Las obras del imaginario Meteora están atravesadas por el relato de una película que Bercic aún no realizó, pero que comienza con “una nave que baja rodando sobre la ladera de una montaña completamente nevada y por fin cuando se detiene se abre, sale de su interior un personaje que anuncia: ‘Ella está por llegar’. Este anuncio de un futuro por llegar es la idea de Meteora. La nave que cae es completamente cromada, refleja todo el exterior como si fuese un espejo. Estas naves, que para mí son tan importantes, podrían provenir de algo extra o intraterreno y están muy relacionadas con las figuras de nieve. Por eso digo, no es que vienen del exterior, sino que se materializan en la propia nieve, de la propia naturaleza. Tal vez, se estén materializando y de repente empiezan a caer y se abren y es la propia naturaleza que nos está dando mensajes. Las tres patas que tienen que ver con Meteora son las naves, por un lado, lo femenino y la naturaleza, por otro. Desde 2016 vengo dibujando las naves, pensando en sus interiores y en los trajes que tienen las personas que viajan adentro. La muestra en Calvaresi tiene un formato museístico… muestra el punto en que estoy ahora en mi investigación. Muestro dos naves, muestro las fotos en el medio ambiente, en la naturaleza, de estas materializaciones geométricas de la nieve y estos cascos de guerreras que son parte de los trajes de las chicas que llegan” −explica Bercic−.
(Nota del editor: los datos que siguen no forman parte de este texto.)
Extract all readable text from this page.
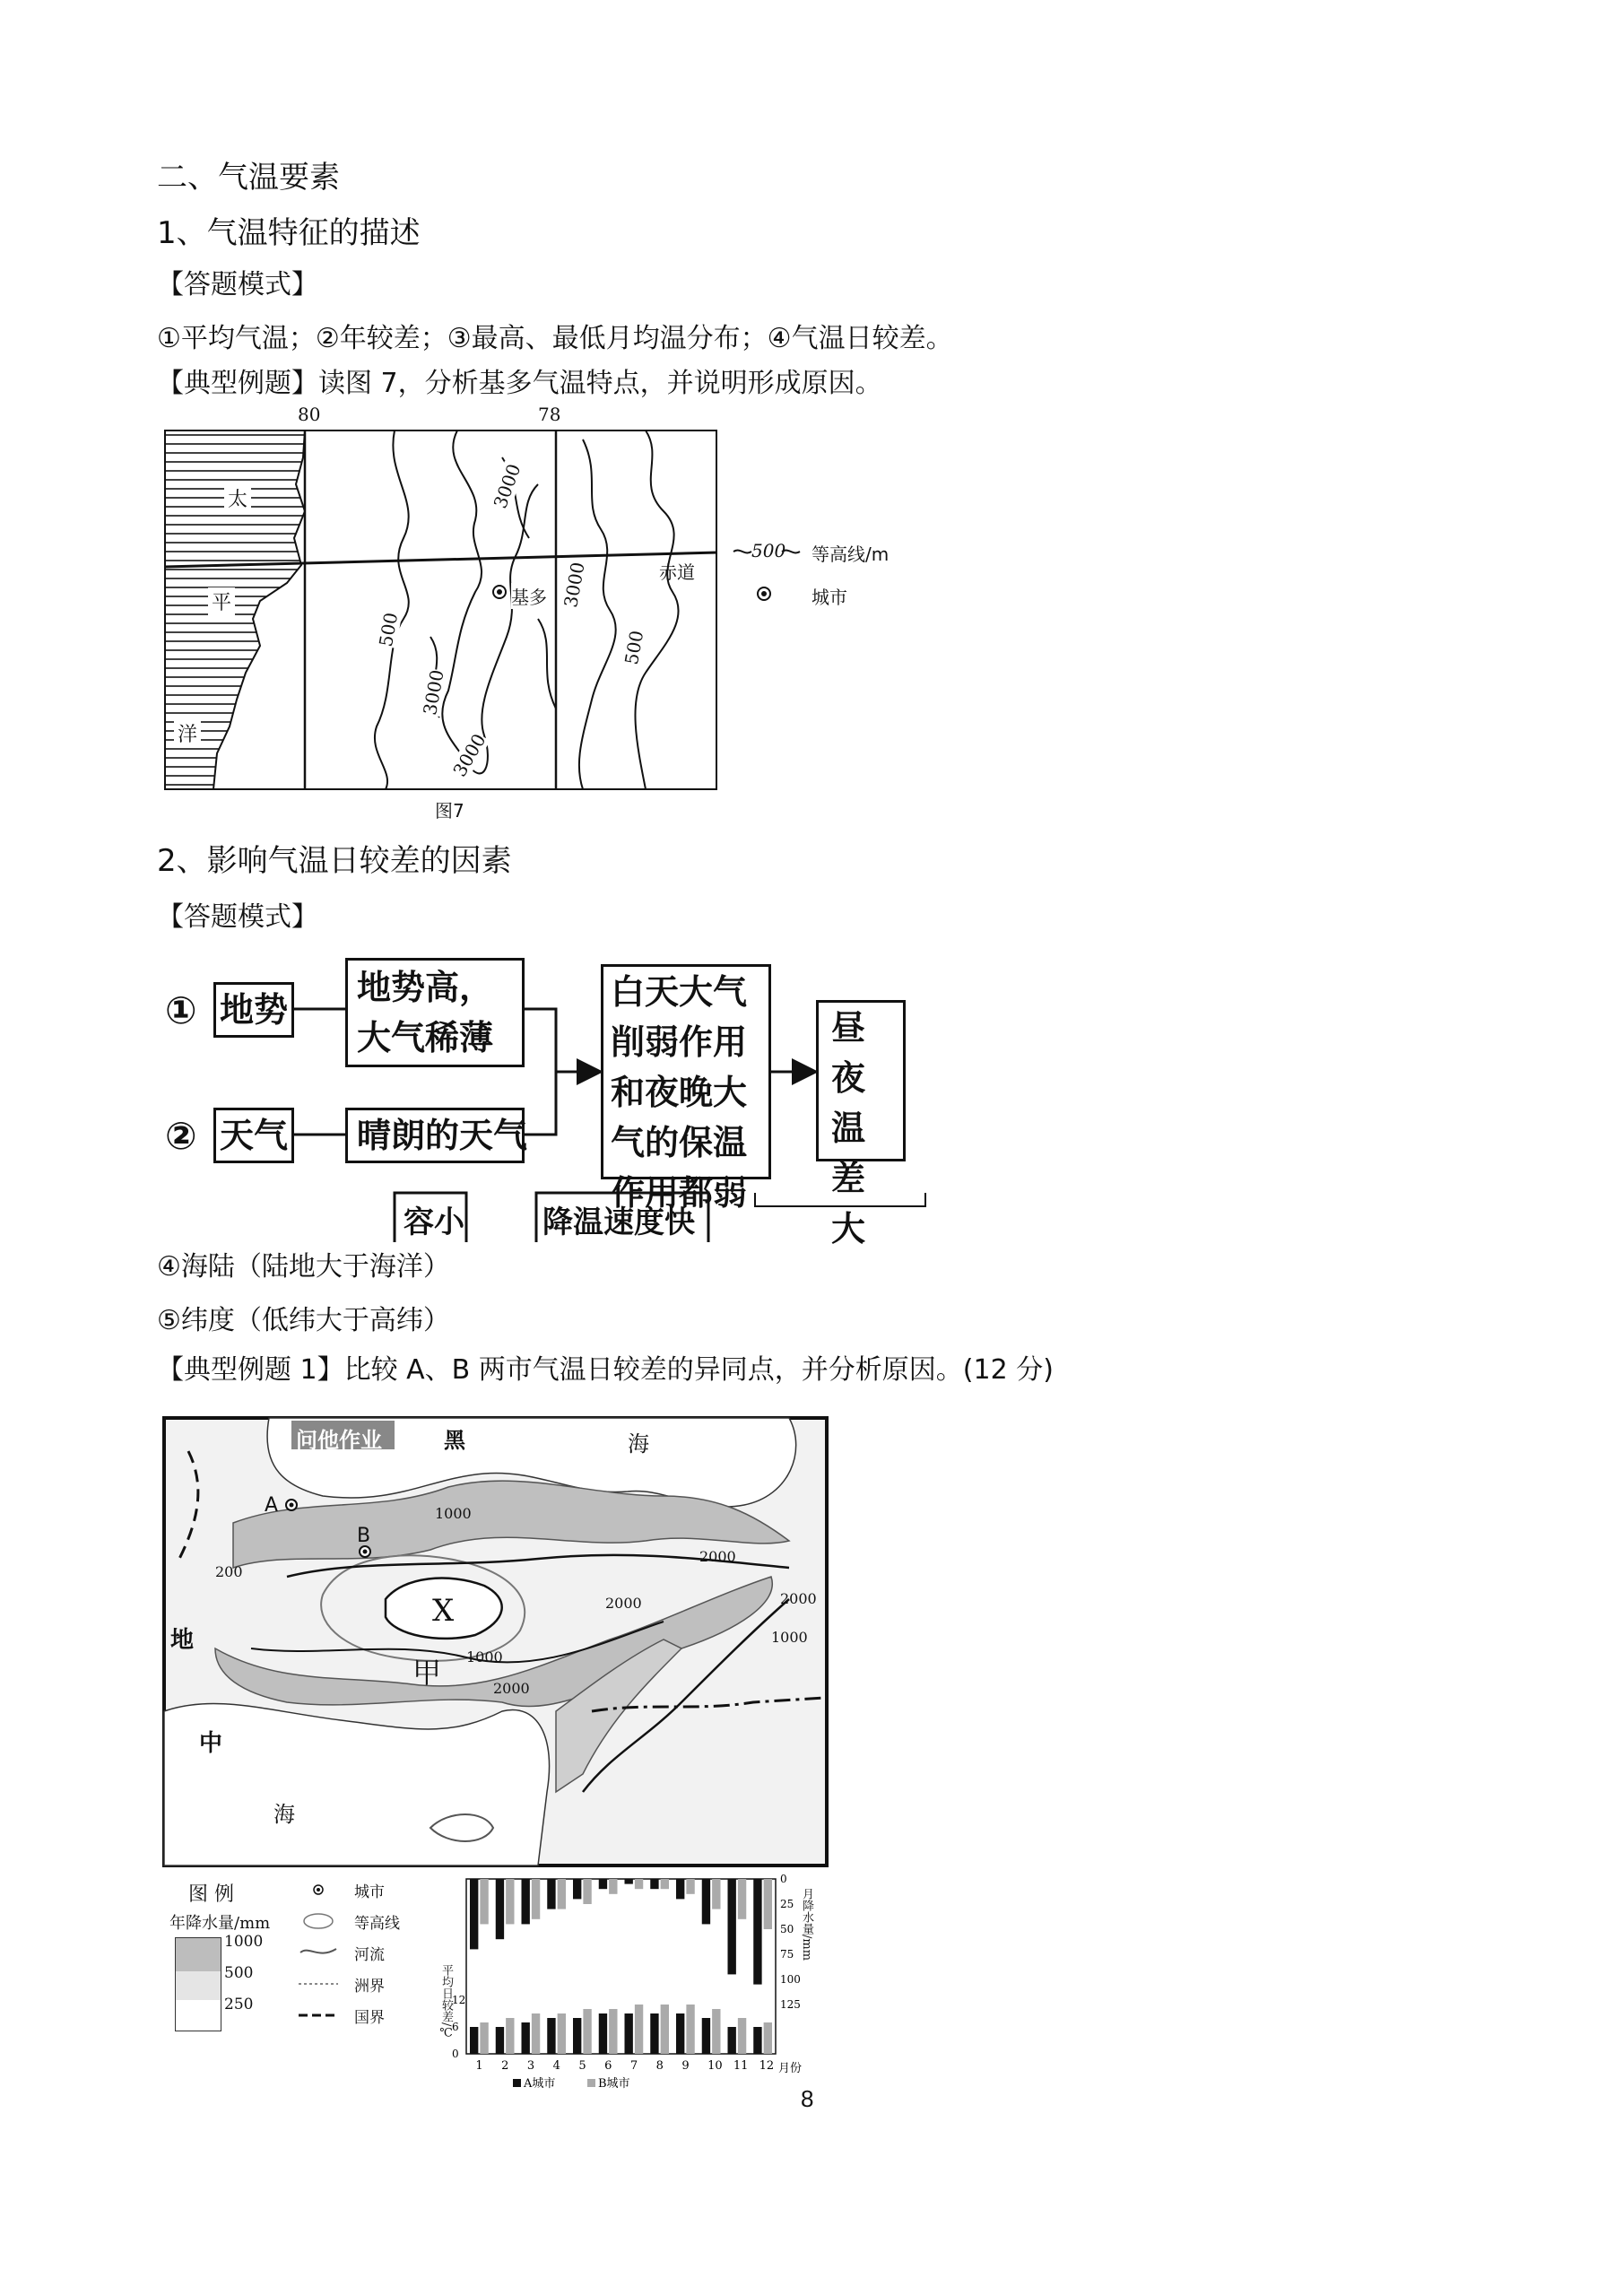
二、气温要素
1、气温特征的描述
【答题模式】
①平均气温；②年较差；③最高、最低月均温分布；④气温日较差。
【典型例题】读图 7，分析基多气温特点，并说明形成原因。
80	78
太
平
洋
基多
赤道
500
3000
3000
3000
3000
500
500 等高线/m
城市
图7
2、影响气温日较差的因素
【答题模式】
①
②
地势
天气
地势高，大气稀薄
晴朗的天气
白天大气削弱作用和夜晚大气的保温作用都弱
昼夜温差大
容小	降温速度快
④海陆（陆地大于海洋）
⑤纬度（低纬大于高纬）
【典型例题 1】比较 A、B 两市气温日较差的异同点，并分析原因。(12 分)
问他作业	黑	海
A
B
X
甲
地
中
海
1000
2000
2000
1000
2000
1000
2000
200
图 例
年降水量/mm
1000
500
250
城市
等高线
河流
洲界
国界
1 2 3 4 5 6 7 8 9 10 11 12
0
6
12
0
25
50
75
100
125
月份
A城市	B城市
平均日较差/℃
月降水量/mm
8
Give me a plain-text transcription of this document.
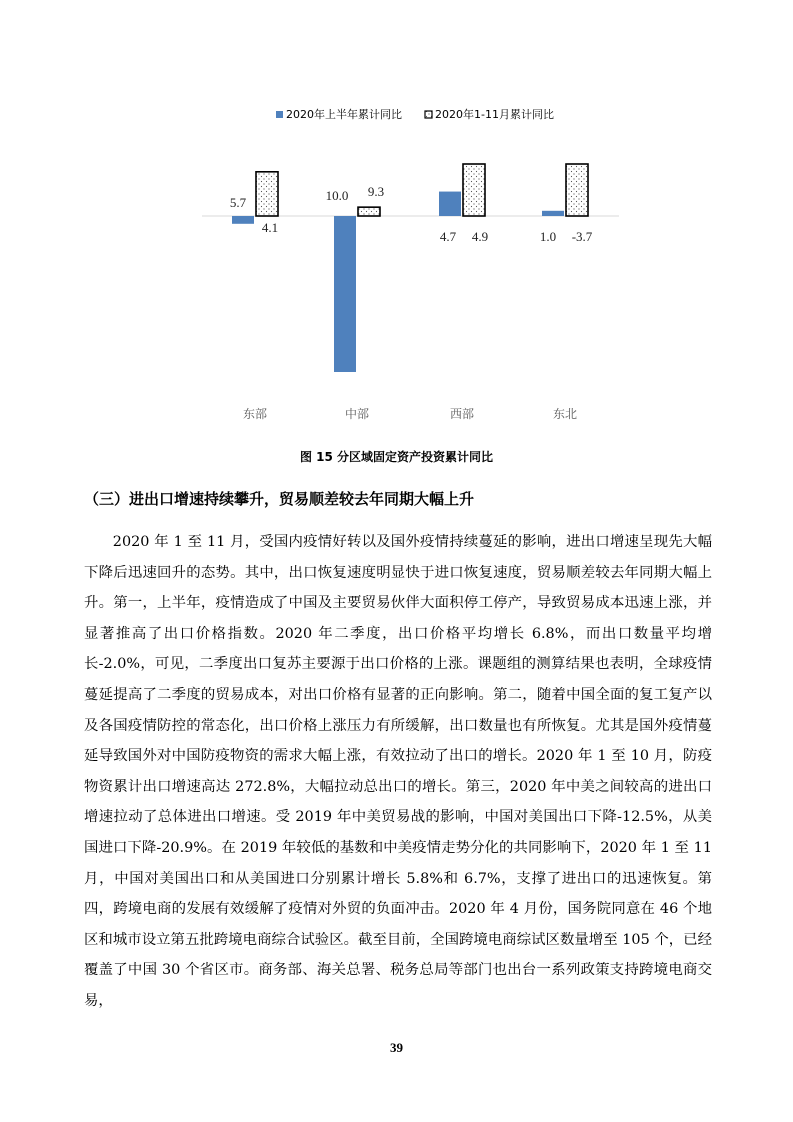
2020年上半年累计同比	2020年1-11月累计同比
5.7
4.1
10.0 9.3
4.7 4.9	1.0 -3.7
东部	中部	西部	东北
图 15 分区域固定资产投资累计同比
（三）进出口增速持续攀升，贸易顺差较去年同期大幅上升

2020 年 1 至 11 月，受国内疫情好转以及国外疫情持续蔓延的影响，进出口增速呈现先大幅下降后迅速回升的态势。其中，出口恢复速度明显快于进口恢复速度，贸易顺差较去年同期大幅上升。第一，上半年，疫情造成了中国及主要贸易伙伴大面积停工停产，导致贸易成本迅速上涨，并显著推高了出口价格指数。2020 年二季度，出口价格平均增长 6.8%，而出口数量平均增长-2.0%，可见，二季度出口复苏主要源于出口价格的上涨。课题组的测算结果也表明，全球疫情蔓延提高了二季度的贸易成本，对出口价格有显著的正向影响。第二，随着中国全面的复工复产以及各国疫情防控的常态化，出口价格上涨压力有所缓解，出口数量也有所恢复。尤其是国外疫情蔓延导致国外对中国防疫物资的需求大幅上涨，有效拉动了出口的增长。2020 年 1 至 10 月，防疫物资累计出口增速高达 272.8%，大幅拉动总出口的增长。第三，2020 年中美之间较高的进出口增速拉动了总体进出口增速。受 2019 年中美贸易战的影响，中国对美国出口下降-12.5%，从美国进口下降-20.9%。在 2019 年较低的基数和中美疫情走势分化的共同影响下，2020 年 1 至 11 月，中国对美国出口和从美国进口分别累计增长 5.8%和 6.7%，支撑了进出口的迅速恢复。第四，跨境电商的发展有效缓解了疫情对外贸的负面冲击。2020 年 4 月份，国务院同意在 46 个地区和城市设立第五批跨境电商综合试验区。截至目前，全国跨境电商综试区数量增至 105 个，已经覆盖了中国 30 个省区市。商务部、海关总署、税务总局等部门也出台一系列政策支持跨境电商交易，

39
Exhibidos sobre lustrados pedestales, la serie de “cascos” representa distintas cabelleras femeninas en diferentes colores. Sus títulos, Osée, Balkis, Sara, Nicée y Iole, corresponden a los nombres que utiliza Monique Wittig en su libro Guerrilleras (Les guérillères, 1969): “una especie de épica femenina… que intercala en medio del relato bloques de nombres históricos de mujeres. No tienen apellido. Algunos se pueden rastrear; otros, es más difícil: Balkis, por ejemplo, es la reina de Java; Osée es ‘la Osada’ −sigue el artista−. Yo uso los cinco primeros; en el texto hay como 470… Me interesa volver a nombrar a estas mujeres históricas en la forma de estos cascos de guerra como un nuevo bastión”. Natalia Ortiz Maldonado, editora de Hekht (ver + info https://hekht.com.ar/) y traductora de Guerrilleras al español, se encargó de escribir el texto que acompaña la exhibición, un pequeño relato fragmentado, que “habla por bloques, habla de esta búsqueda en que no hay una linealidad, sino que son ideas que van conjugando este imaginario. Meteora atraviesa diferentes formatos y en algún momento va a tener un formato de película. Mientras tanto va a seguir habiendo esculturas y naves y chicas anunciándonos este porvenir tan, para mí, prometedor” −enfatiza Bercic−.